Issue: Whether, following his in-custody invocation of right to counsel, Hambly’s subsequent statements that he didn’t know what was going on (eliciting the officer’s response that he’d sold cocaine to an informant) and wanted to talk to find out what his options were amounted to a initiation of contact authorizing interrogation within the Edwards rule.

Holding:

¶57      As in the Cunningham case, Rindt made a matter-of-fact communication of the evidence the police possessed. Rindt’s comment was not as provocative as that at issue in Easley, in which the investigator not only spoke of evidence against the suspect but also warned the suspect that he could face the death penalty. Detective Rindt’s comment may be favorably distinguished from the police conduct at issue in InnisEasley, and Cunningham, because Rindt’s comment was reasonably responsive to the defendant’s own statement that he did not understand why he was under arrest.[60]Confronting a suspect with incriminating physical evidence, or verbally summarizing the State’s case against the suspect, does not necessarily constitute the functional equivalent of express questioning. [61]

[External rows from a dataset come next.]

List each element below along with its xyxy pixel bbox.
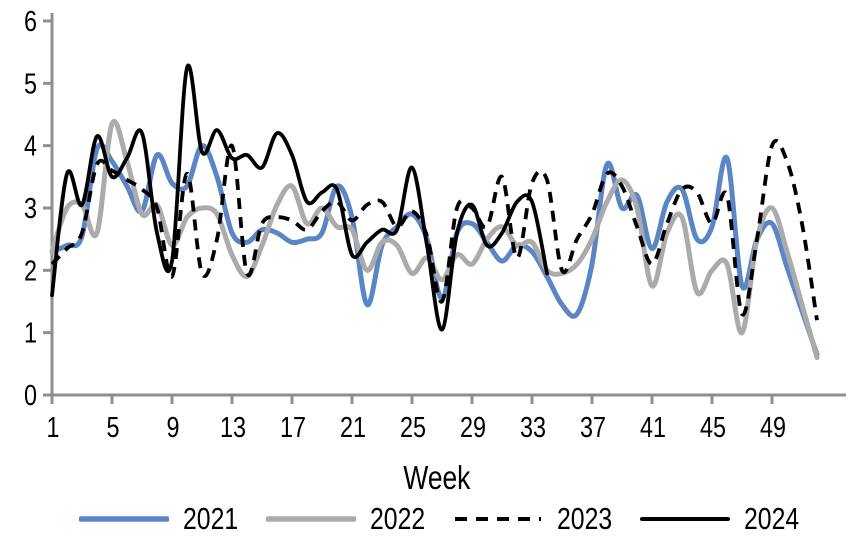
legend-line-sample-2024 [639,517,730,521]
y-tick-label: 5 [24,68,37,100]
x-tick-label: 17 [280,412,306,444]
series-line-2022 [49,118,820,361]
legend-item-2021: 2021 [79,501,240,537]
y-tick-label: 6 [24,6,37,38]
y-tick-label: 1 [24,318,37,350]
x-tick-label: 9 [167,412,180,444]
x-axis-title-row: Week [0,459,852,497]
x-tick-label: 49 [760,412,786,444]
x-tick-label: 29 [460,412,486,444]
x-tick-label: 25 [400,412,426,444]
legend-label-2023: 2023 [557,501,613,536]
legend-label-2022: 2022 [370,501,426,536]
x-axis-title: Week [403,459,471,496]
x-tick-label: 41 [640,412,666,444]
x-tick-label: 37 [580,412,606,444]
y-tick-label: 3 [24,193,37,225]
legend-line-sample-2021 [79,516,170,522]
legend-label-2021: 2021 [183,501,239,536]
series-line-2023 [50,138,819,321]
legend-item-2024: 2024 [639,501,801,537]
legend-label-2024: 2024 [743,501,800,536]
x-tick-label: 33 [520,412,546,444]
legend-line-sample-2022 [266,516,357,522]
x-tick-label: 21 [340,412,366,444]
legend-item-2023: 2023 [453,501,614,537]
y-tick-label: 0 [24,380,37,412]
chart-legend: 2021 2022 2023 2024 [14,501,852,537]
y-tick-label: 4 [24,131,37,163]
legend-line-sample-2023 [455,517,541,521]
x-tick-label: 13 [220,412,246,444]
y-tick-label: 2 [24,255,37,287]
x-tick-label: 1 [47,412,60,444]
legend-item-2022: 2022 [266,501,427,537]
x-tick-label: 45 [700,412,726,444]
series-line-2021 [49,142,820,357]
x-tick-label: 5 [107,412,120,444]
series-line-2024 [50,63,549,332]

¶58      Although Meyer, the informant, was a childhood friend of the defendant, nothing in the record supports the suggestion that Rindt knew or should have known that his brief response would result in the defendant’s further statements. An objective observer could not have concluded that Rindt’s response to the defendant, who stated that he did not understand why he was under arrest, would likely elicit an incriminating response. Rindt merely stated that the defendant had sold drugs to an informant who had been cooperating with police during those transactions. We conclude that “[t]he compelling pressures of in-custody interrogation identified in Miranda as working ‘to undermine the individual’s will to resist and to compel him to speak’ were not present in the circumstances of this case.” [62]

¶66      For the reasons set forth, we conclude that Rindt’s words and conduct did not constitute interrogation; Rindt did not engage in express questioning or the functional equivalent of express questioning after the defendant effectively invoked his Fifth Amendment Miranda right to counsel. Rindt’s statement would not be viewed by an objective observer as the type of comment that would encourage the defendant to make some incriminating remark. A reasonably objective observer could not foresee that Rindt’s conduct and words would elicit an incriminating response from the defendant.

The court distinguishes State v. Ondra Bond, 2000 WI App 118, affirmed by equally divided vote2001 WI 56 on relatively narrow grounds (¶62: “Bond is significantly different from the present case”):

¶61      The officer in Bond did not make “a matter-of-fact communication of the evidence” against Bond; he made a cryptic remark that made sense only to the person who committed the crime for which Bond was arrested. Consequently, Bond’s comment understanding the officer’s words was an expected response, and thus the officer’s words were the functional equivalent of interrogation. One of the officers testified that the comment “was designed . . . to elicit a response from” Bond. [68] TheBond court of appeals concluded that the officer’s remark was the equivalent of interrogation in the absence of a Miranda warning and that Bond’s incriminating response had to be suppressed.

Note that the court not only did not overrule the court of appeals decision in Bond (which it certainly could have done) but instead all but explicitly ratified its holding by unreservedly relying on it.